Voglio dire, storia, bellezza, quel tanto di decadenza figlia di una gloria perduta, non mancano nemmeno a Firenze, per cui non sono certo questi gli elementi che mi attraggono. Alla fine ho capito che è proprio l’acqua, la laguna che mi piace, mi rilassa, mi mette in pace col mondo.
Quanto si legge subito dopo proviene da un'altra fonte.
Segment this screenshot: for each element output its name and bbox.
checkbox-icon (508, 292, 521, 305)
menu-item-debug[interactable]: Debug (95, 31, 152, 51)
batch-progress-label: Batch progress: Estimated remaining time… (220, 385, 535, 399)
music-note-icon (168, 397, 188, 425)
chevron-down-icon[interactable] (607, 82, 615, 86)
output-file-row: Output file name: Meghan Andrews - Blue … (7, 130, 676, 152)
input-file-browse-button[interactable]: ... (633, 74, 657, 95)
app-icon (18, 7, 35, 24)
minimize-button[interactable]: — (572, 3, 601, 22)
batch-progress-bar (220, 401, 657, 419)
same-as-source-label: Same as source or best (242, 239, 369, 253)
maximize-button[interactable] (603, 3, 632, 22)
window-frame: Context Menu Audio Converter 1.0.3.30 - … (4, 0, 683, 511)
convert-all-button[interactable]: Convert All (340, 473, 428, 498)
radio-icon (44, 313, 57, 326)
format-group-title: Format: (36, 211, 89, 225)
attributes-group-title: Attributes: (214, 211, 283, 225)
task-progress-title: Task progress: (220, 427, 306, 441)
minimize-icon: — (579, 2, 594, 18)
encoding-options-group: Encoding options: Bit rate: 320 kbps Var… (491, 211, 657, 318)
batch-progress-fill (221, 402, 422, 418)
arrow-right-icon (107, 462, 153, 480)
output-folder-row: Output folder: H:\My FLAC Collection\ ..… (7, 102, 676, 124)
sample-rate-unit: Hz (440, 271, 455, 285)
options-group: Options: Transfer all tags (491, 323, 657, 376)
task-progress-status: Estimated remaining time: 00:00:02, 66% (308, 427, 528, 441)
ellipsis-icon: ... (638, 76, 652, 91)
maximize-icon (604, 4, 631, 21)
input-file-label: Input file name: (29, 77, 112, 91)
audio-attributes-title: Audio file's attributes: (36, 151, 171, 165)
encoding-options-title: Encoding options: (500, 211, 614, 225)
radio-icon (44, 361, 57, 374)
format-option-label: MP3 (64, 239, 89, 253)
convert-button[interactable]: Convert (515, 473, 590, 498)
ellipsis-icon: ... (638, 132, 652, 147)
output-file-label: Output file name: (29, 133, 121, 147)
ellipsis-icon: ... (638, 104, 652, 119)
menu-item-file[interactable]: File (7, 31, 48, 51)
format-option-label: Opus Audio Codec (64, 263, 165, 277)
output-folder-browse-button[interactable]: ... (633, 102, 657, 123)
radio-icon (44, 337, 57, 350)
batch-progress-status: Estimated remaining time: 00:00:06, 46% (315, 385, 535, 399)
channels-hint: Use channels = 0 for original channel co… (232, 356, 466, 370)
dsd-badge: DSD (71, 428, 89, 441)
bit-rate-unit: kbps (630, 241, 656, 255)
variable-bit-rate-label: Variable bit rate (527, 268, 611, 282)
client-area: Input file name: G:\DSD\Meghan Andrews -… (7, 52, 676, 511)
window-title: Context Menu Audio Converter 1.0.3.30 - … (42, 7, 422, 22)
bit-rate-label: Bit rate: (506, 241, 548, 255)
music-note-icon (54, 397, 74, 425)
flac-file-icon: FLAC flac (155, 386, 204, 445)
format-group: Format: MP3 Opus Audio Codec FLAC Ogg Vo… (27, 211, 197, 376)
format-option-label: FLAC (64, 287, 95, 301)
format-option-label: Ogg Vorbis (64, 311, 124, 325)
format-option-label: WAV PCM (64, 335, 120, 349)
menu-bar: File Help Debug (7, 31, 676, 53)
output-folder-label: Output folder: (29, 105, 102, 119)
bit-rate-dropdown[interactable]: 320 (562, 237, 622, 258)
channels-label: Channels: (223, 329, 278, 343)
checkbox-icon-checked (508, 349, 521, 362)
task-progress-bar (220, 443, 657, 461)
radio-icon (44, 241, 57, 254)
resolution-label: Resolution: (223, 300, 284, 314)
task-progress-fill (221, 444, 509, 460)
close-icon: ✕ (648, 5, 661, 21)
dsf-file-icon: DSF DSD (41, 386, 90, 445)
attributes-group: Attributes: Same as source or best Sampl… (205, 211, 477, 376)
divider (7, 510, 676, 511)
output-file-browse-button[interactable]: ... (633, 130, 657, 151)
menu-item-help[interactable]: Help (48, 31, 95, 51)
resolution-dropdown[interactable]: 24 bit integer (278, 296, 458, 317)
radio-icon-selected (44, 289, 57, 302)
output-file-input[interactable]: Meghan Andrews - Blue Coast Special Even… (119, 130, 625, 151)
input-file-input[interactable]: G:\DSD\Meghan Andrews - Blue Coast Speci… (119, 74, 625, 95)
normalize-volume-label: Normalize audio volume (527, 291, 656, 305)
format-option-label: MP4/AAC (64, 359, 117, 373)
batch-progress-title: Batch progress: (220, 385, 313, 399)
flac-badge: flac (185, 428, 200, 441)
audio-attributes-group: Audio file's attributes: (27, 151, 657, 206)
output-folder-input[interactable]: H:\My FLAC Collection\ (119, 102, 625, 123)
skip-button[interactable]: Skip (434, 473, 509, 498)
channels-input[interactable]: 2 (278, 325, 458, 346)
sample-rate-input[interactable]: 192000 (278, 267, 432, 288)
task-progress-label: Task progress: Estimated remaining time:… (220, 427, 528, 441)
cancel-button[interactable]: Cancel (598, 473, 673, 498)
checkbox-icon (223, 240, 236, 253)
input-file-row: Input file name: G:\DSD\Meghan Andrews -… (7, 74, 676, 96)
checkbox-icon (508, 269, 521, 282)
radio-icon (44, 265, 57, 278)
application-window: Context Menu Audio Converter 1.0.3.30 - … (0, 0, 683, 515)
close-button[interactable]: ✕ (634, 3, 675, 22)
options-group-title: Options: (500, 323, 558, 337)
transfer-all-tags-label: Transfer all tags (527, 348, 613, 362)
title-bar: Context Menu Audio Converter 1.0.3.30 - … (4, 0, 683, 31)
Ho avuto questa rivelazione a Torcello, mentre facevo scivolare lo sguardo sul pelo dell’acqua ed il sole faceva il suo tramontando con dolcezza.
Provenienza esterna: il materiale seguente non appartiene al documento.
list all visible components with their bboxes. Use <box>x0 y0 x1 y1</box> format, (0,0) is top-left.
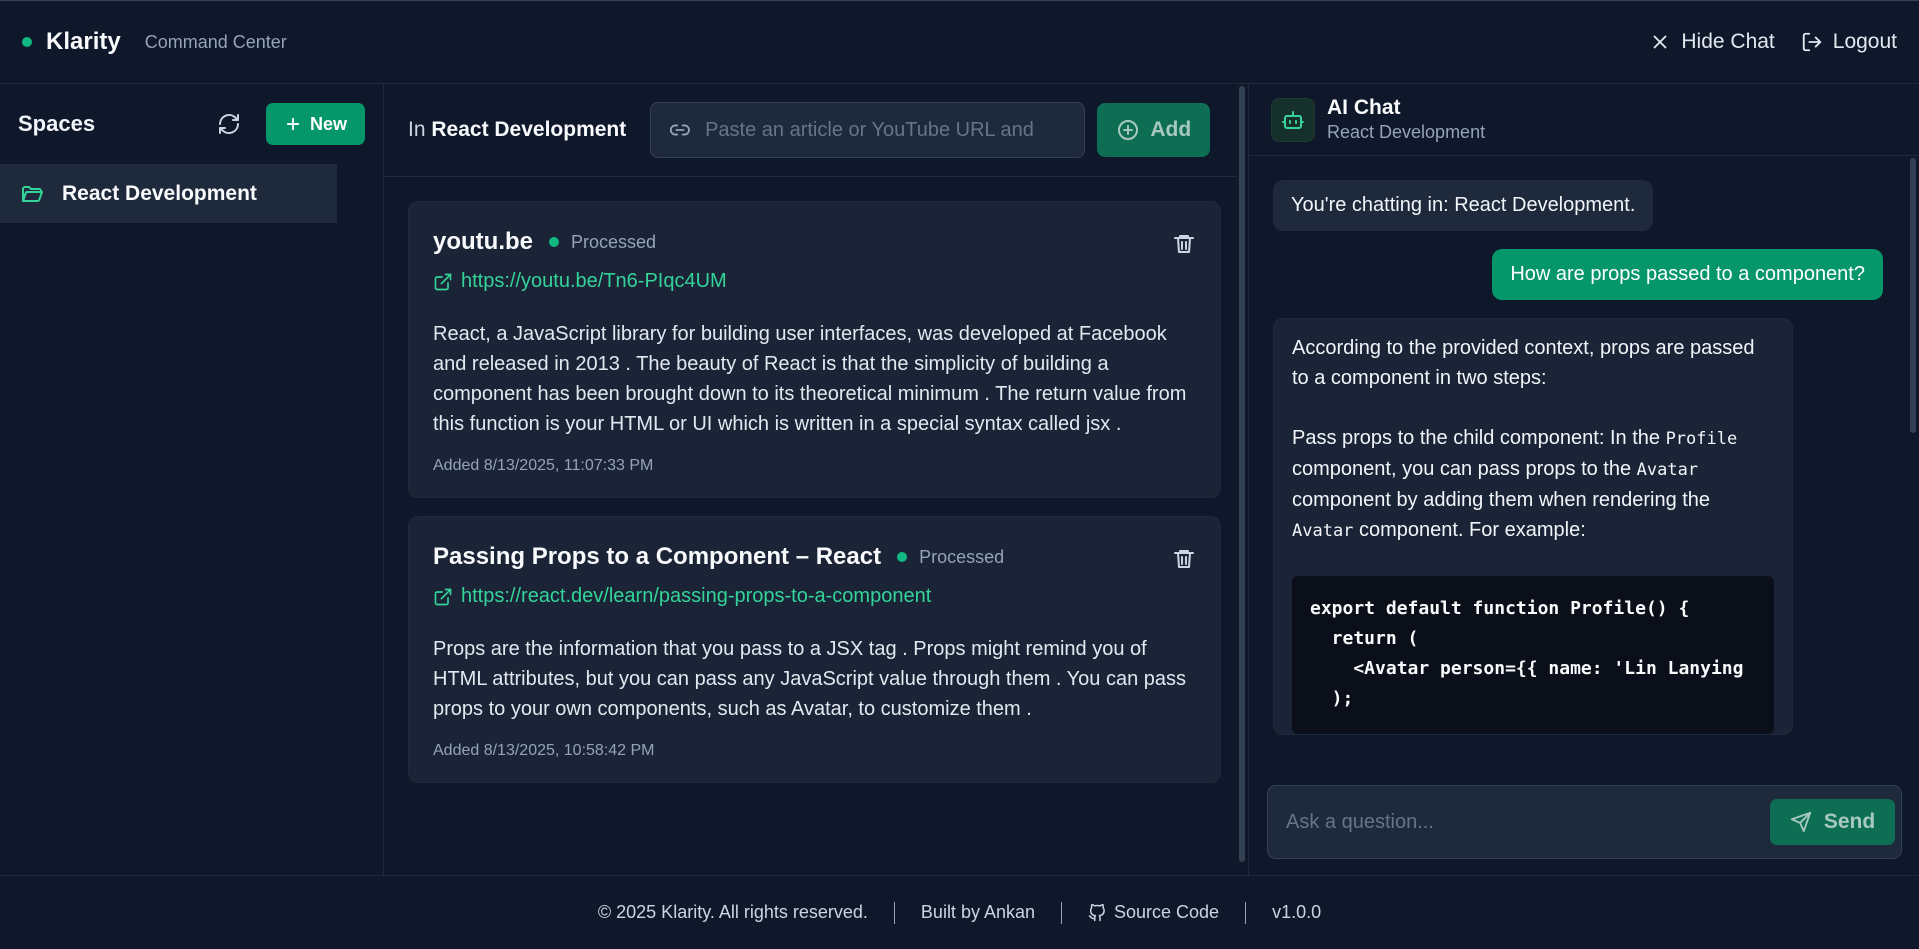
divider <box>893 901 895 924</box>
assistant-text: component by adding them when rendering … <box>1292 489 1711 511</box>
send-label: Send <box>1823 810 1876 833</box>
logout-icon <box>1802 32 1821 52</box>
source-code-label: Source Code <box>1114 902 1220 922</box>
folder-open-icon <box>22 185 43 202</box>
refresh-button[interactable] <box>214 109 244 139</box>
source-url: https://youtu.be/Tn6-PIqc4UM <box>461 270 727 292</box>
sidebar-item-react-development[interactable]: React Development <box>0 164 337 223</box>
in-prefix: In <box>408 118 426 141</box>
github-icon <box>1088 903 1105 921</box>
new-space-button[interactable]: New <box>266 103 365 145</box>
chat-scrollbar[interactable] <box>1909 156 1917 767</box>
chat-input-box[interactable]: Send <box>1267 785 1902 859</box>
code-line: export default function Profile() { <box>1310 598 1690 619</box>
inline-code: Avatar <box>1636 460 1699 480</box>
send-icon <box>1790 811 1811 833</box>
external-link-icon <box>434 273 452 290</box>
delete-source-button[interactable] <box>1172 232 1196 261</box>
scrollbar-thumb[interactable] <box>1910 158 1916 433</box>
source-title: Passing Props to a Component – React <box>433 543 882 570</box>
chat-messages: You're chatting in: React Development. H… <box>1249 156 1919 767</box>
add-source-label: Add <box>1150 118 1192 141</box>
add-source-button[interactable]: Add <box>1097 103 1211 157</box>
chat-input[interactable] <box>1286 810 1770 834</box>
source-link[interactable]: https://react.dev/learn/passing-props-to… <box>433 585 1196 608</box>
current-space-label: In React Development <box>408 118 626 142</box>
source-summary: React, a JavaScript library for building… <box>433 323 1187 435</box>
source-code-link[interactable]: Source Code <box>1088 902 1219 923</box>
content-panel: In React Development Add youtu.be Proces… <box>384 84 1246 875</box>
sidebar-header: Spaces New <box>0 84 383 164</box>
source-summary: Props are the information that you pass … <box>433 638 1187 720</box>
assistant-text: component, you can pass props to the <box>1292 458 1632 480</box>
chat-title: AI Chat <box>1327 96 1401 119</box>
source-url: https://react.dev/learn/passing-props-to… <box>461 585 932 607</box>
url-input-field[interactable] <box>650 102 1086 158</box>
assistant-text: Pass props to the child component: In th… <box>1292 427 1660 449</box>
user-message: How are props passed to a component? <box>1492 249 1883 300</box>
inline-code: Avatar <box>1292 521 1354 541</box>
source-link[interactable]: https://youtu.be/Tn6-PIqc4UM <box>433 270 1196 293</box>
close-icon <box>1653 35 1667 49</box>
code-block: export default function Profile() { retu… <box>1292 576 1774 734</box>
source-card: youtu.be Processed https://youtu.be/Tn6-… <box>408 201 1221 498</box>
version: v1.0.0 <box>1272 902 1322 922</box>
copyright: © 2025 Klarity. All rights reserved. <box>597 902 868 922</box>
top-bar: Klarity Command Center Hide Chat Logout <box>0 0 1919 84</box>
current-space-name: React Development <box>431 118 627 141</box>
scrollbar-thumb[interactable] <box>1239 86 1245 862</box>
divider <box>1061 901 1062 924</box>
system-message: You're chatting in: React Development. <box>1273 180 1654 231</box>
divider <box>1245 901 1247 924</box>
assistant-step: Pass props to the child component: In th… <box>1292 423 1774 546</box>
logout-button[interactable]: Logout <box>1801 30 1897 54</box>
built-by: Built by Ankan <box>920 902 1035 922</box>
status-badge: Processed <box>571 231 657 252</box>
spaces-sidebar: Spaces New React Development <box>0 84 384 875</box>
hide-chat-label: Hide Chat <box>1681 30 1775 53</box>
assistant-intro: According to the provided context, props… <box>1292 337 1755 389</box>
status-badge: Processed <box>919 546 1005 567</box>
brand-status-dot <box>22 37 32 47</box>
new-space-label: New <box>309 113 347 134</box>
refresh-icon <box>219 114 239 134</box>
content-scrollbar[interactable] <box>1237 84 1247 864</box>
source-card: Passing Props to a Component – React Pro… <box>408 516 1221 783</box>
chat-space-name: React Development <box>1327 122 1486 142</box>
source-title: youtu.be <box>433 228 533 255</box>
source-list: youtu.be Processed https://youtu.be/Tn6-… <box>384 177 1246 783</box>
bot-avatar <box>1271 97 1315 142</box>
plus-icon <box>286 117 300 131</box>
inline-code: Profile <box>1665 429 1738 449</box>
link-icon <box>670 124 691 136</box>
source-added-date: Added 8/13/2025, 11:07:33 PM <box>433 457 654 474</box>
plus-circle-icon <box>1118 120 1139 140</box>
content-header: In React Development Add <box>384 84 1246 177</box>
external-link-icon <box>434 588 452 605</box>
delete-source-button[interactable] <box>1172 547 1196 576</box>
send-button[interactable]: Send <box>1770 799 1895 845</box>
trash-icon <box>1174 550 1194 568</box>
code-line: ); <box>1310 688 1354 709</box>
code-line: <Avatar person={{ name: 'Lin Lanying <box>1310 658 1744 679</box>
code-line: return ( <box>1310 628 1419 649</box>
trash-icon <box>1174 235 1194 253</box>
footer: © 2025 Klarity. All rights reserved. Bui… <box>0 875 1919 949</box>
app-subtitle: Command Center <box>144 31 287 52</box>
sidebar-title: Spaces <box>18 111 96 136</box>
chat-header: AI Chat React Development <box>1249 84 1919 156</box>
chat-panel: AI Chat React Development You're chattin… <box>1248 84 1919 875</box>
brand-name: Klarity <box>46 28 121 55</box>
logout-label: Logout <box>1832 30 1897 53</box>
status-dot <box>897 552 908 562</box>
assistant-message: According to the provided context, props… <box>1273 318 1793 735</box>
source-added-date: Added 8/13/2025, 10:58:42 PM <box>433 742 655 759</box>
assistant-text: component. For example: <box>1358 519 1586 541</box>
hide-chat-button[interactable]: Hide Chat <box>1649 30 1775 54</box>
sidebar-item-label: React Development <box>62 181 257 205</box>
url-input[interactable] <box>705 118 1067 142</box>
bot-icon <box>1282 110 1304 129</box>
status-dot <box>549 237 559 247</box>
Se non ci fossero state altre esigenze, avrei potuto tranquillamente passare tutto il tempo sui vaporetti (quasi deserti in questo periodo), nella dimensione di viaggio che poi mi è più congeniale: ossia non tanto “arrivare” quanto “muoversi”, non so se riesco a spiegarmi.
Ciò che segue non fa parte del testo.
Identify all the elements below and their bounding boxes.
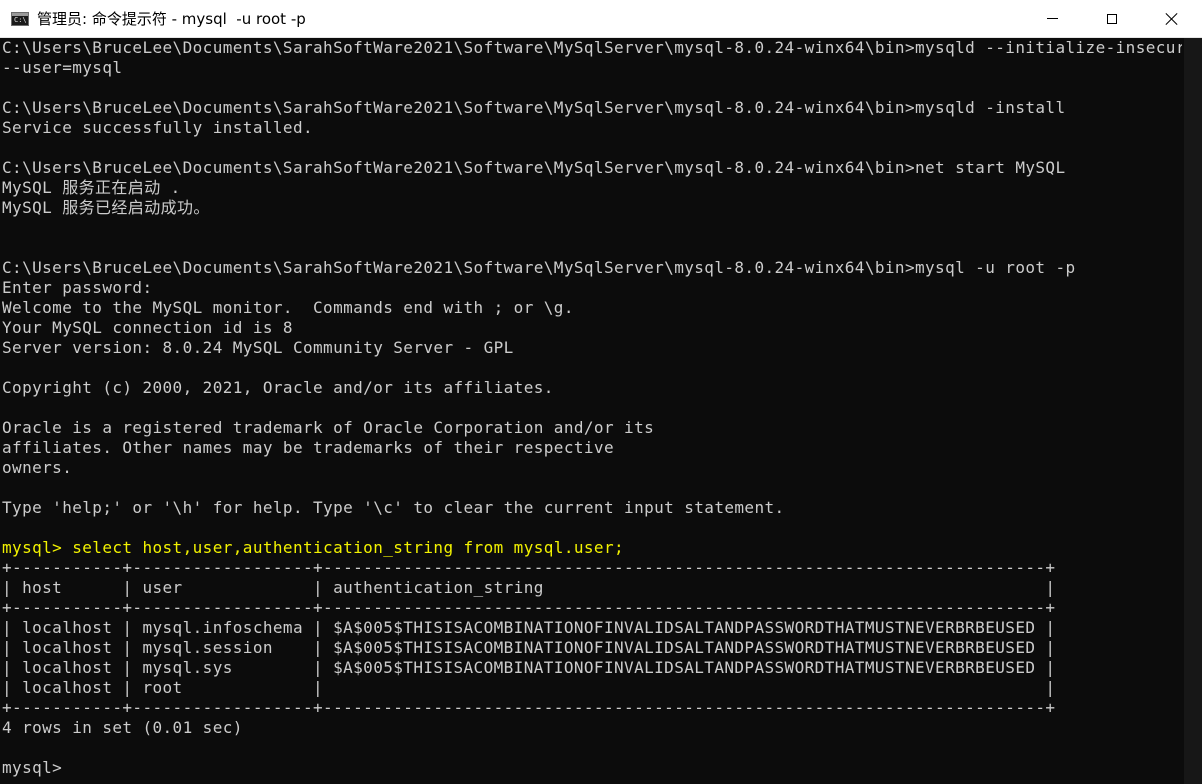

È stato così che sull’acqua e sul filo di questi ragionamenti, mi sono spuntate in testa, quasi da sé, le parole di Giacomo Noventa (1898-1960). Facile, penserete voi; mica più tanto, ribatto io. Poiché il poeta in lingua veneta più famoso del novecento è senz’altro Andrea Zanzotto, mentre Noventa è veramente troppo poco conosciuto, se non trascurato, purtroppo.

Una volta tornata a casa, sono andata subito a rileggermi alcune delle mie poesie preferite e vorrei condividere con voi questa perché da sempre mi piacciono e mi fanno riflettere due semplicissime verità che essa contiene: ovvero che l’odore del mare non si portarselo via, e che troppo spesso noi siamo amici di tutti, meno che di noi stessi.

Gò lassà cascar…

Gò lassà cascar una rosa nel mar,
Stravià che gèro!
La gò çercada po’ un toco e vardando
Ogni giossa portava una rosa,
Tuto el mar me xé parfumà.
Ah el profumo del mar no’ se pol
Portarselo via!
Forse più me valeva una rosa.
Forse i omeni ingenui val più
Che un poeta.
Mi son l’amigo de tuti nel mondo,
E de tuto.
De mi stesso, no.

Traduzione:

Ho lasciato cadere…

Ho lasciato cadere una rosa nel mare,
Distratto che ero!
L’ho poi cercata per un pezzo e guardando
Ogni goccia portava una rosa,
Tutto il mare mi si è profumato
Ah il profumo del mare non si può
Portarselo via!
Forse mi valeva di più una rosa.
Forse gli uomini ingenui valgono più
Di un poeta.
Io sono amico di tutti al mondo
E di tutto.
Di me stesso, no.

Se avete voglia e tempo, vi invito a leggere altre poesie di Giacomo Noventa, sono certa che resterete anche voi affascinati dal suo linguaggio poetico, che per me da sempre ha il gusto delle confidenze ascoltate a tarda notte in una qualche osteria, tra vino e cibo semplici ma dal sapore di casa.

Traggo la poesia e la traduzione da un’opera che a mio parere dovrebbe stare nelle case di tutti, ossia Poeti italiani del Novecento a cura di Pier Vincenzo Mengaldo. Un’antologia davvero straordinaria che permette di fare un’ampia panoramica sulla poesia italiana del novecento. Inoltre è corredata da note biografiche brevi ma complete, nonché introduzioni critiche alla lettura di ciascun poeta davvero di altissimo livello accademico.
Giacomo Noventa, Gò lassà cascar…, in Poeti italiani del Novecento a cura di Pier Vincenzo Mengaldo, Edizione Oscar Mondadori Poesia, 1990 (Iª edizione, Arnoldo Mondadori Editore, 1978, I Meridiani).